Each year in the United States there are about 4.7 million injuries reported due to dog bites. Fifty percent of the bites happens at the residence where the dog lives. Is your dog covered under your homeowners liability? The answer to that question lies within the pages of your homeowners policy but if you are a dog owner, don't assume a dog bite is covered.
Do Your Homework
The Insurance Services Office (ISO) rolled out a canine exclusion endorsement in the Homeowners 2011 program. Some insurance companies have adopted this exclusion and other companies have written their policy to give-back or include coverage. It's a must that dog owners have a conversation with their homeowners insurance agent about animal liability, specifically canine liability. Never assume it's covered. The average dog bite claim costs about $24,000 so it's wise to know who will get to pay that bill.
How Much Is Enough?
How much liability coverage does a dog owner need? That's impossible to answer but most insurance agents will advise you to purchase as much as you can afford. Thirty-three percent of all dollars paid out for homeowners liability claims can be attributed to dog bites. $412 million was paid by insurance companies for dog bites in 2009. It's easy to think "this will never happen to me" or "my dog would never bite" but it happens and when it does, it's expensive.

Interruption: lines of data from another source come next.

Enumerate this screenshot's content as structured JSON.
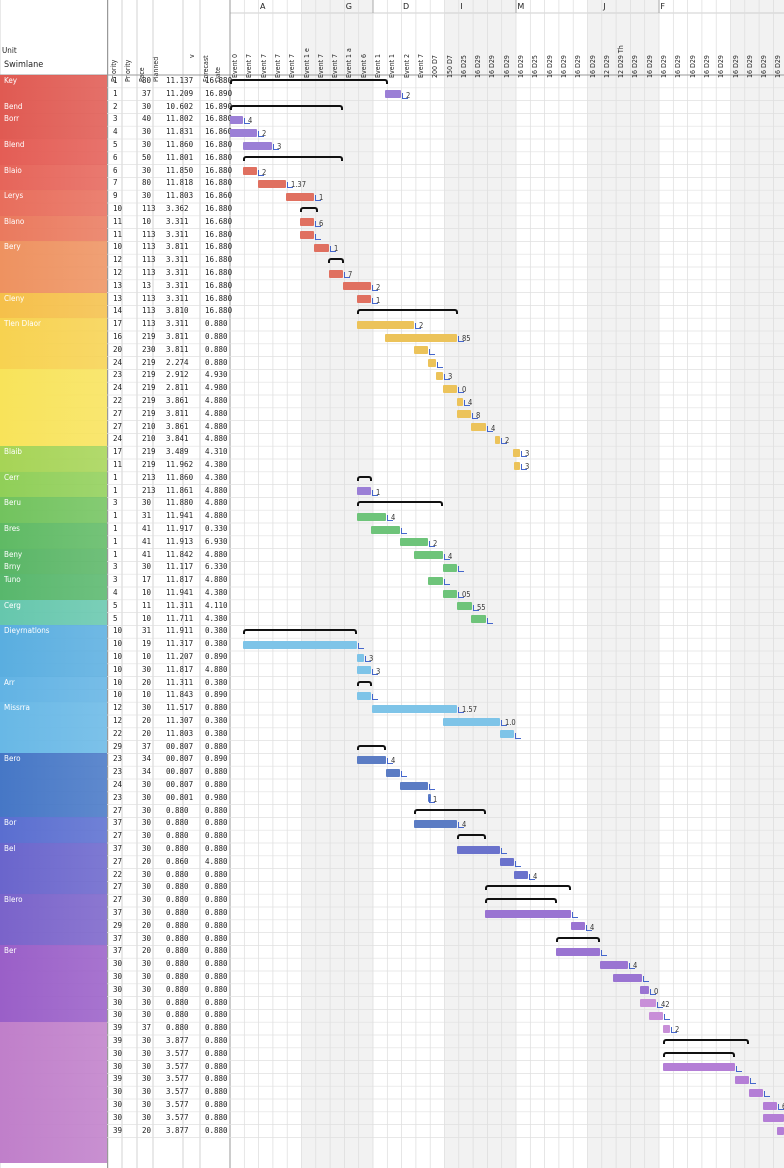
{
  "column_headers": {
    "group": "Swimlane",
    "group_top": "Unit",
    "c1": "Priority",
    "c2": "Priority",
    "c3": "Pace",
    "c3b": "Planned",
    "c4": "v",
    "c5": "Forecast",
    "c5b": "Date"
  },
  "letters": [
    "A",
    "",
    "",
    "G",
    "",
    "D",
    "",
    "I",
    "",
    "M",
    "",
    "",
    "J",
    "",
    "F",
    "",
    "",
    "",
    "",
    "",
    ""
  ],
  "timeline_labels": [
    "Event 0",
    "Event 7",
    "Event 7",
    "Event 7",
    "Event 7",
    "Event 1 e",
    "Event 7",
    "Event 7",
    "Event 1 a",
    "Event 6",
    "Event 1",
    "Event 1",
    "Event 2",
    "Event 7",
    "200 D7",
    "150 D7",
    "16 D25",
    "16 D29",
    "16 D29",
    "16 D29",
    "16 D29",
    "16 D25",
    "16 D29",
    "16 D29",
    "16 D29",
    "16 D29",
    "12 D29",
    "12 D29 Th",
    "16 D29",
    "16 D29",
    "16 D29",
    "16 D29",
    "16 D29",
    "16 D29",
    "16 D29",
    "16 D29",
    "16 D29",
    "16 D29",
    "16 D29",
    "16 D29",
    "16 D29 Fr"
  ],
  "groups": [
    {
      "label": "Key",
      "rows": 2,
      "color": "#e05a52"
    },
    {
      "label": "Bend",
      "rows": 1,
      "color": "#e05a52"
    },
    {
      "label": "Borr",
      "rows": 2,
      "color": "#e05a52"
    },
    {
      "label": "Blend",
      "rows": 2,
      "color": "#e45d55"
    },
    {
      "label": "Blaio",
      "rows": 2,
      "color": "#e6655a"
    },
    {
      "label": "Lerys",
      "rows": 2,
      "color": "#e86e5c"
    },
    {
      "label": "Blano",
      "rows": 2,
      "color": "#ea7a5e"
    },
    {
      "label": "Bery",
      "rows": 4,
      "color": "#ee9260"
    },
    {
      "label": "Cleny",
      "rows": 2,
      "color": "#f5c04a"
    },
    {
      "label": "Tlen Dlaor",
      "rows": 4,
      "color": "#f7d250"
    },
    {
      "label": "",
      "rows": 6,
      "color": "#f8e35a"
    },
    {
      "label": "Blaib",
      "rows": 2,
      "color": "#a6d456"
    },
    {
      "label": "Cerr",
      "rows": 2,
      "color": "#90cf58"
    },
    {
      "label": "Beru",
      "rows": 2,
      "color": "#72c35e"
    },
    {
      "label": "Bres",
      "rows": 2,
      "color": "#5fba64"
    },
    {
      "label": "Beny",
      "rows": 1,
      "color": "#5ab666"
    },
    {
      "label": "Brny",
      "rows": 1,
      "color": "#5ab666"
    },
    {
      "label": "Tuno",
      "rows": 2,
      "color": "#58b76c"
    },
    {
      "label": "Cerg",
      "rows": 2,
      "color": "#66c7ad"
    },
    {
      "label": "Dieyrnatlons",
      "rows": 4,
      "color": "#5aaee0"
    },
    {
      "label": "Arr",
      "rows": 2,
      "color": "#62b3e4"
    },
    {
      "label": "Missrra",
      "rows": 4,
      "color": "#68b8e6"
    },
    {
      "label": "Bero",
      "rows": 5,
      "color": "#4677c6"
    },
    {
      "label": "Bor",
      "rows": 2,
      "color": "#5a6ed0"
    },
    {
      "label": "Bel",
      "rows": 4,
      "color": "#6a65cc"
    },
    {
      "label": "Blero",
      "rows": 4,
      "color": "#7a63ca"
    },
    {
      "label": "Ber",
      "rows": 6,
      "color": "#9a5fc8"
    },
    {
      "label": "",
      "rows": 11,
      "color": "#c07fca"
    }
  ],
  "rows": [
    [
      "1",
      "80",
      "11.137",
      "16.880"
    ],
    [
      "1",
      "37",
      "11.209",
      "16.890"
    ],
    [
      "2",
      "30",
      "10.602",
      "16.890"
    ],
    [
      "3",
      "40",
      "11.802",
      "16.880"
    ],
    [
      "4",
      "30",
      "11.831",
      "16.860"
    ],
    [
      "5",
      "30",
      "11.860",
      "16.880"
    ],
    [
      "6",
      "50",
      "11.801",
      "16.880"
    ],
    [
      "6",
      "30",
      "11.850",
      "16.880"
    ],
    [
      "7",
      "80",
      "11.818",
      "16.880"
    ],
    [
      "9",
      "30",
      "11.803",
      "16.860"
    ],
    [
      "10",
      "113",
      "3.362",
      "16.880"
    ],
    [
      "11",
      "10",
      "3.311",
      "16.680"
    ],
    [
      "11",
      "113",
      "3.311",
      "16.880"
    ],
    [
      "10",
      "113",
      "3.811",
      "16.880"
    ],
    [
      "12",
      "113",
      "3.311",
      "16.880"
    ],
    [
      "12",
      "113",
      "3.311",
      "16.880"
    ],
    [
      "13",
      "13",
      "3.311",
      "16.880"
    ],
    [
      "13",
      "113",
      "3.311",
      "16.880"
    ],
    [
      "14",
      "113",
      "3.810",
      "16.880"
    ],
    [
      "17",
      "113",
      "3.311",
      "0.880"
    ],
    [
      "16",
      "219",
      "3.811",
      "0.880"
    ],
    [
      "20",
      "230",
      "3.811",
      "0.880"
    ],
    [
      "24",
      "219",
      "2.274",
      "0.880"
    ],
    [
      "23",
      "219",
      "2.912",
      "4.930"
    ],
    [
      "24",
      "219",
      "2.811",
      "4.980"
    ],
    [
      "22",
      "219",
      "3.861",
      "4.880"
    ],
    [
      "27",
      "219",
      "3.811",
      "4.880"
    ],
    [
      "27",
      "210",
      "3.861",
      "4.880"
    ],
    [
      "24",
      "210",
      "3.841",
      "4.880"
    ],
    [
      "17",
      "219",
      "3.489",
      "4.310"
    ],
    [
      "11",
      "219",
      "11.962",
      "4.380"
    ],
    [
      "1",
      "213",
      "11.860",
      "4.380"
    ],
    [
      "1",
      "213",
      "11.861",
      "4.880"
    ],
    [
      "3",
      "30",
      "11.880",
      "4.880"
    ],
    [
      "1",
      "31",
      "11.941",
      "4.880"
    ],
    [
      "1",
      "41",
      "11.917",
      "0.330"
    ],
    [
      "1",
      "41",
      "11.913",
      "6.930"
    ],
    [
      "1",
      "41",
      "11.842",
      "4.880"
    ],
    [
      "3",
      "30",
      "11.117",
      "6.330"
    ],
    [
      "3",
      "17",
      "11.817",
      "4.880"
    ],
    [
      "4",
      "10",
      "11.941",
      "4.380"
    ],
    [
      "5",
      "11",
      "11.311",
      "4.110"
    ],
    [
      "5",
      "10",
      "11.711",
      "4.380"
    ],
    [
      "10",
      "31",
      "11.911",
      "0.380"
    ],
    [
      "10",
      "19",
      "11.317",
      "0.380"
    ],
    [
      "10",
      "10",
      "11.207",
      "0.890"
    ],
    [
      "10",
      "30",
      "11.817",
      "4.880"
    ],
    [
      "10",
      "20",
      "11.311",
      "0.380"
    ],
    [
      "10",
      "10",
      "11.843",
      "0.890"
    ],
    [
      "12",
      "30",
      "11.517",
      "0.880"
    ],
    [
      "12",
      "20",
      "11.307",
      "0.380"
    ],
    [
      "22",
      "20",
      "11.803",
      "0.380"
    ],
    [
      "29",
      "37",
      "00.807",
      "0.880"
    ],
    [
      "23",
      "34",
      "00.807",
      "0.890"
    ],
    [
      "23",
      "34",
      "00.807",
      "0.880"
    ],
    [
      "24",
      "30",
      "00.807",
      "0.880"
    ],
    [
      "23",
      "30",
      "00.801",
      "0.980"
    ],
    [
      "27",
      "30",
      "0.880",
      "0.880"
    ],
    [
      "37",
      "30",
      "0.880",
      "0.880"
    ],
    [
      "27",
      "30",
      "0.880",
      "0.880"
    ],
    [
      "37",
      "30",
      "0.880",
      "0.880"
    ],
    [
      "27",
      "20",
      "0.860",
      "4.880"
    ],
    [
      "22",
      "30",
      "0.880",
      "0.880"
    ],
    [
      "27",
      "30",
      "0.880",
      "0.880"
    ],
    [
      "27",
      "30",
      "0.880",
      "0.880"
    ],
    [
      "37",
      "30",
      "0.880",
      "0.880"
    ],
    [
      "29",
      "20",
      "0.880",
      "0.880"
    ],
    [
      "37",
      "30",
      "0.880",
      "0.880"
    ],
    [
      "37",
      "20",
      "0.880",
      "0.880"
    ],
    [
      "30",
      "30",
      "0.880",
      "0.880"
    ],
    [
      "30",
      "30",
      "0.880",
      "0.880"
    ],
    [
      "30",
      "30",
      "0.880",
      "0.880"
    ],
    [
      "30",
      "30",
      "0.880",
      "0.880"
    ],
    [
      "30",
      "30",
      "0.880",
      "0.880"
    ],
    [
      "39",
      "37",
      "0.880",
      "0.880"
    ],
    [
      "39",
      "30",
      "3.877",
      "0.880"
    ],
    [
      "30",
      "30",
      "3.577",
      "0.880"
    ],
    [
      "30",
      "30",
      "3.577",
      "0.880"
    ],
    [
      "39",
      "30",
      "3.577",
      "0.880"
    ],
    [
      "30",
      "30",
      "3.577",
      "0.880"
    ],
    [
      "30",
      "30",
      "3.577",
      "0.880"
    ],
    [
      "30",
      "30",
      "3.577",
      "0.880"
    ],
    [
      "39",
      "20",
      "3.877",
      "0.880"
    ]
  ],
  "bars": [
    {
      "row": 0,
      "start": 230,
      "end": 388,
      "type": "bracket"
    },
    {
      "row": 1,
      "start": 385,
      "end": 401,
      "color": "#9b7fd6",
      "label": "2"
    },
    {
      "row": 2,
      "start": 230,
      "end": 343,
      "type": "bracket"
    },
    {
      "row": 3,
      "start": 230,
      "end": 243,
      "color": "#9b7fd6",
      "label": "4"
    },
    {
      "row": 4,
      "start": 230,
      "end": 257,
      "color": "#9b7fd6",
      "label": "2"
    },
    {
      "row": 5,
      "start": 243,
      "end": 272,
      "color": "#9b7fd6",
      "label": "3"
    },
    {
      "row": 6,
      "start": 243,
      "end": 343,
      "type": "bracket"
    },
    {
      "row": 7,
      "start": 243,
      "end": 257,
      "color": "#e07060",
      "label": "2"
    },
    {
      "row": 8,
      "start": 258,
      "end": 286,
      "color": "#e07060",
      "label": "1.37"
    },
    {
      "row": 9,
      "start": 286,
      "end": 314,
      "color": "#e07060",
      "label": "1"
    },
    {
      "row": 10,
      "start": 300,
      "end": 318,
      "type": "bracket"
    },
    {
      "row": 11,
      "start": 300,
      "end": 314,
      "color": "#e07060",
      "label": "6"
    },
    {
      "row": 12,
      "start": 300,
      "end": 314,
      "color": "#e07060",
      "label": ""
    },
    {
      "row": 13,
      "start": 314,
      "end": 329,
      "color": "#e07060",
      "label": "1"
    },
    {
      "row": 14,
      "start": 328,
      "end": 344,
      "type": "bracket"
    },
    {
      "row": 15,
      "start": 329,
      "end": 343,
      "color": "#e07060",
      "label": "7"
    },
    {
      "row": 16,
      "start": 343,
      "end": 371,
      "color": "#e07060",
      "label": "2"
    },
    {
      "row": 17,
      "start": 357,
      "end": 371,
      "color": "#e07060",
      "label": "1"
    },
    {
      "row": 18,
      "start": 357,
      "end": 458,
      "type": "bracket"
    },
    {
      "row": 19,
      "start": 357,
      "end": 414,
      "color": "#ecc35a",
      "label": "2"
    },
    {
      "row": 20,
      "start": 385,
      "end": 457,
      "color": "#ecc35a",
      "label": "85"
    },
    {
      "row": 21,
      "start": 414,
      "end": 428,
      "color": "#ecc35a",
      "label": ""
    },
    {
      "row": 22,
      "start": 428,
      "end": 436,
      "color": "#ecc35a",
      "label": ""
    },
    {
      "row": 23,
      "start": 436,
      "end": 443,
      "color": "#ecc35a",
      "label": "3"
    },
    {
      "row": 24,
      "start": 443,
      "end": 457,
      "color": "#ecc35a",
      "label": "0"
    },
    {
      "row": 25,
      "start": 457,
      "end": 463,
      "color": "#ecc35a",
      "label": "4"
    },
    {
      "row": 26,
      "start": 457,
      "end": 471,
      "color": "#ecc35a",
      "label": "8"
    },
    {
      "row": 27,
      "start": 471,
      "end": 486,
      "color": "#ecc35a",
      "label": "4"
    },
    {
      "row": 28,
      "start": 495,
      "end": 500,
      "color": "#ecc35a",
      "label": "2"
    },
    {
      "row": 29,
      "start": 513,
      "end": 520,
      "color": "#ecc35a",
      "label": "3"
    },
    {
      "row": 30,
      "start": 514,
      "end": 520,
      "color": "#ecc35a",
      "label": "3"
    },
    {
      "row": 31,
      "start": 357,
      "end": 372,
      "type": "bracket"
    },
    {
      "row": 32,
      "start": 357,
      "end": 371,
      "color": "#9b7fd6",
      "label": "1"
    },
    {
      "row": 33,
      "start": 357,
      "end": 443,
      "type": "bracket"
    },
    {
      "row": 34,
      "start": 357,
      "end": 386,
      "color": "#6ec47a",
      "label": "4"
    },
    {
      "row": 35,
      "start": 371,
      "end": 400,
      "color": "#6ec47a",
      "label": ""
    },
    {
      "row": 36,
      "start": 400,
      "end": 428,
      "color": "#6ec47a",
      "label": "2"
    },
    {
      "row": 37,
      "start": 414,
      "end": 443,
      "color": "#6ec47a",
      "label": "4"
    },
    {
      "row": 38,
      "start": 443,
      "end": 457,
      "color": "#6ec47a",
      "label": ""
    },
    {
      "row": 39,
      "start": 428,
      "end": 443,
      "color": "#6ec47a",
      "label": ""
    },
    {
      "row": 40,
      "start": 443,
      "end": 457,
      "color": "#6ec47a",
      "label": "05"
    },
    {
      "row": 41,
      "start": 457,
      "end": 472,
      "color": "#6ec47a",
      "label": "55"
    },
    {
      "row": 42,
      "start": 471,
      "end": 486,
      "color": "#6ec47a",
      "label": ""
    },
    {
      "row": 43,
      "start": 243,
      "end": 357,
      "type": "bracket"
    },
    {
      "row": 44,
      "start": 243,
      "end": 357,
      "color": "#7ec4e8",
      "label": ""
    },
    {
      "row": 45,
      "start": 357,
      "end": 364,
      "color": "#7ec4e8",
      "label": "3"
    },
    {
      "row": 46,
      "start": 357,
      "end": 371,
      "color": "#7ec4e8",
      "label": "3"
    },
    {
      "row": 47,
      "start": 357,
      "end": 372,
      "type": "bracket"
    },
    {
      "row": 48,
      "start": 357,
      "end": 371,
      "color": "#7ec4e8",
      "label": ""
    },
    {
      "row": 49,
      "start": 372,
      "end": 457,
      "color": "#7ec4e8",
      "label": "1.57"
    },
    {
      "row": 50,
      "start": 443,
      "end": 500,
      "color": "#7ec4e8",
      "label": "1.0"
    },
    {
      "row": 51,
      "start": 500,
      "end": 514,
      "color": "#7ec4e8",
      "label": ""
    },
    {
      "row": 52,
      "start": 357,
      "end": 386,
      "type": "bracket"
    },
    {
      "row": 53,
      "start": 357,
      "end": 386,
      "color": "#5b7cc4",
      "label": "4"
    },
    {
      "row": 54,
      "start": 386,
      "end": 400,
      "color": "#5b7cc4",
      "label": ""
    },
    {
      "row": 55,
      "start": 400,
      "end": 428,
      "color": "#5b7cc4",
      "label": ""
    },
    {
      "row": 56,
      "start": 428,
      "end": 428,
      "color": "#5b7cc4",
      "label": "1"
    },
    {
      "row": 57,
      "start": 414,
      "end": 486,
      "type": "bracket"
    },
    {
      "row": 58,
      "start": 414,
      "end": 457,
      "color": "#5b7cc4",
      "label": "4"
    },
    {
      "row": 59,
      "start": 457,
      "end": 486,
      "type": "bracket"
    },
    {
      "row": 60,
      "start": 457,
      "end": 500,
      "color": "#6a72cc",
      "label": ""
    },
    {
      "row": 61,
      "start": 500,
      "end": 514,
      "color": "#6a72cc",
      "label": ""
    },
    {
      "row": 62,
      "start": 514,
      "end": 528,
      "color": "#6a72cc",
      "label": "4"
    },
    {
      "row": 63,
      "start": 485,
      "end": 571,
      "type": "bracket"
    },
    {
      "row": 64,
      "start": 485,
      "end": 557,
      "type": "bracket"
    },
    {
      "row": 65,
      "start": 485,
      "end": 571,
      "color": "#9a74d2",
      "label": ""
    },
    {
      "row": 66,
      "start": 571,
      "end": 585,
      "color": "#9a74d2",
      "label": "4"
    },
    {
      "row": 67,
      "start": 556,
      "end": 600,
      "type": "bracket"
    },
    {
      "row": 68,
      "start": 556,
      "end": 600,
      "color": "#9a74d2",
      "label": ""
    },
    {
      "row": 69,
      "start": 600,
      "end": 628,
      "color": "#9a74d2",
      "label": "4"
    },
    {
      "row": 70,
      "start": 613,
      "end": 642,
      "color": "#9a74d2",
      "label": ""
    },
    {
      "row": 71,
      "start": 640,
      "end": 649,
      "color": "#9a74d2",
      "label": "0"
    },
    {
      "row": 72,
      "start": 640,
      "end": 656,
      "color": "#c88fd8",
      "label": "42"
    },
    {
      "row": 73,
      "start": 649,
      "end": 663,
      "color": "#c88fd8",
      "label": ""
    },
    {
      "row": 74,
      "start": 663,
      "end": 670,
      "color": "#c88fd8",
      "label": "2"
    },
    {
      "row": 75,
      "start": 663,
      "end": 749,
      "type": "bracket"
    },
    {
      "row": 76,
      "start": 663,
      "end": 735,
      "type": "bracket"
    },
    {
      "row": 77,
      "start": 663,
      "end": 735,
      "color": "#b47ed6",
      "label": ""
    },
    {
      "row": 78,
      "start": 735,
      "end": 749,
      "color": "#b47ed6",
      "label": ""
    },
    {
      "row": 79,
      "start": 749,
      "end": 763,
      "color": "#b47ed6",
      "label": ""
    },
    {
      "row": 80,
      "start": 763,
      "end": 777,
      "color": "#b47ed6",
      "label": "6"
    },
    {
      "row": 81,
      "start": 763,
      "end": 784,
      "color": "#b47ed6",
      "label": ""
    },
    {
      "row": 82,
      "start": 777,
      "end": 784,
      "color": "#b47ed6",
      "label": ""
    }
  ]
}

Since your homeowners policy may or may not cover animal liability the next recommendation would be a personal umbrella policy. An umbrella policy typically increases the underlying policy limits by $1 million or more and in addition may provide coverage for some claims that the underlying policies do not cover. Each umbrella policy or excess liability policy is different so it's important to determine if this policy would respond for an animal liability claim. Umbrella policies are very inexpensive and are highly recommended.
It's clear by looking at the statistics that dog bites do happen and when they do, they aren't cheap. Schedule a review of your liability coverage with your insurance agent and know where you stand. It's always best to find out what you have, or don't have, before an incident rather than after.